You know the funny thing about this time of year?  It’s both my favorite and my least favorite time of the year.  I love all the sights and sounds of the season.  The excitement in children’s eyes at all the lights and music.  The true reason for the season = the celebration of the birth of Jesus Christ.  But I don’t like all the stress and heartache that comes with this time of year.  I think about my grand fathers I won't get to visit again this year.  I think about our little babe who isn't here.  I think about my friends who have lost husbands, daughters, sons, parents...

It’s no secret that December ranks highest in cases of depression and suicide of any other month of the year.  Why do we think that is?  Probably has something to do with all the hype of Christmas and time to gather with family and then also realizing those strained or non-existent relationships either because of conflict, divorce, deployment or death.  That’s a lot to deal with any time of year, right?  But then add on all the parties and happy celebrations we see all around us.  I think it just makes it too much for many of us.  (I'm not trying to oversimplify depression or suicide either, there are a lot of things that contribute to December being a hard month for everyone.)

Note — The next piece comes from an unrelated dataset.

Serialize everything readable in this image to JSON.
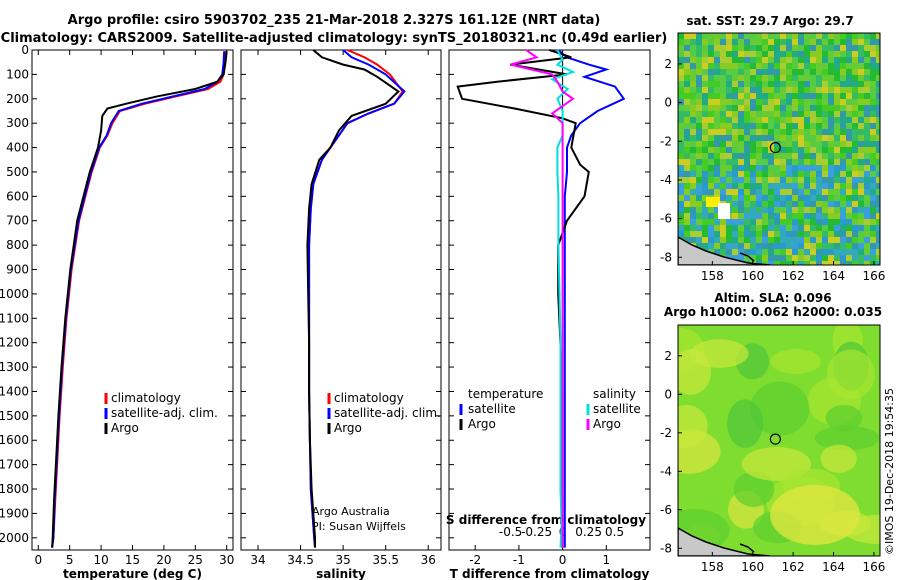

So, I am trying to take a step back and take care of myself and my own mental, physical and spiritual health first.  I think as women, and especially for moms, it’s really easy for us to put ourselves on the back burner.  I mean, who else is going to get all the things done?  Diapers need changing, bathrooms need cleaning, papers need graded, things need to be taught, cookies baked, and the lists go on and on and on.  (Am I right?)  But really, if we don’t take care of ourselves and our needs first, who is going to do it?  Who are we going to help when we have nothing left to give?  How are we going to keep going when we are passed out on the floor from exhaustion? Or worse?

I seem to always come back to this idea of I can’t control other people.  I can only control the way I react to them.  I mean, as much as I would like to control others and keep them from saying hurtful and insensitive things, I can’t.  I can’t even always control myself, so why do I expect to possibly control someone else? 

When I am running on empty because I am over here trying to make sure everything is taken care of and everyone is ‘happy’, I’m not doing anyone, I repeat ANYONE any favors.  Then when someone makes a snide comment I can’t hold it together anymore.  Perhaps if my cup was full I could do something other than just cry and try not to totally fall apart.  But we have to take care of ourselves first.  I know it’s hard to find the time or the energy to do it.  But it’s SOOOO important.  And something I am still learning, which is why I am kind of an expert on the what not to do part of this.

So, let’s do this exercise first.  Repeat after me:

I cannot control other people.  I can only control the way I react to them.

I will take some much needed me time to focus on my overall health before any more of this month goes by.  I will check my mental health, my physical health and my spiritual health and seek help if needed for ANY of those. 

You see, there is no shame in seeking out help.  It's the healthy thing to do.  We cannot do this life alone.  

Here are a few things in each category to get you started.  And you better believe that I am doing this right beside you, because I need to fill my cup (or bucket or whatever analogy you prefer) before any more days go by!

Mental health:  Are there any issues I need to work through or talk through?  Any grief that has not been properly grieved?  Triggers to avoid?  People or conversations?  Safe people to confide in?

Physical health:  Am I eating healthy balanced foods regularly?  Am I doing physical exercise a few times a week?  If you hate running don’t run.  If you love walking, Walk!  Just do something active and try to eat a balanced diet!  I helps more than you may realize. 

Spiritual Health:  Am I seeking answers to life’s questions?  Do I need to pray more?  What things do I need to give to God?  Have I been spending time in the word every day?  Do I have people to connect with in fellowship?  How am I growing in my faith and trusting God?

A gentle answer turns away wrath, 
but a harsh word stirs up anger. 
The tongue of the wise adorns knowledge, 
but the mouth of the fool gushes folly.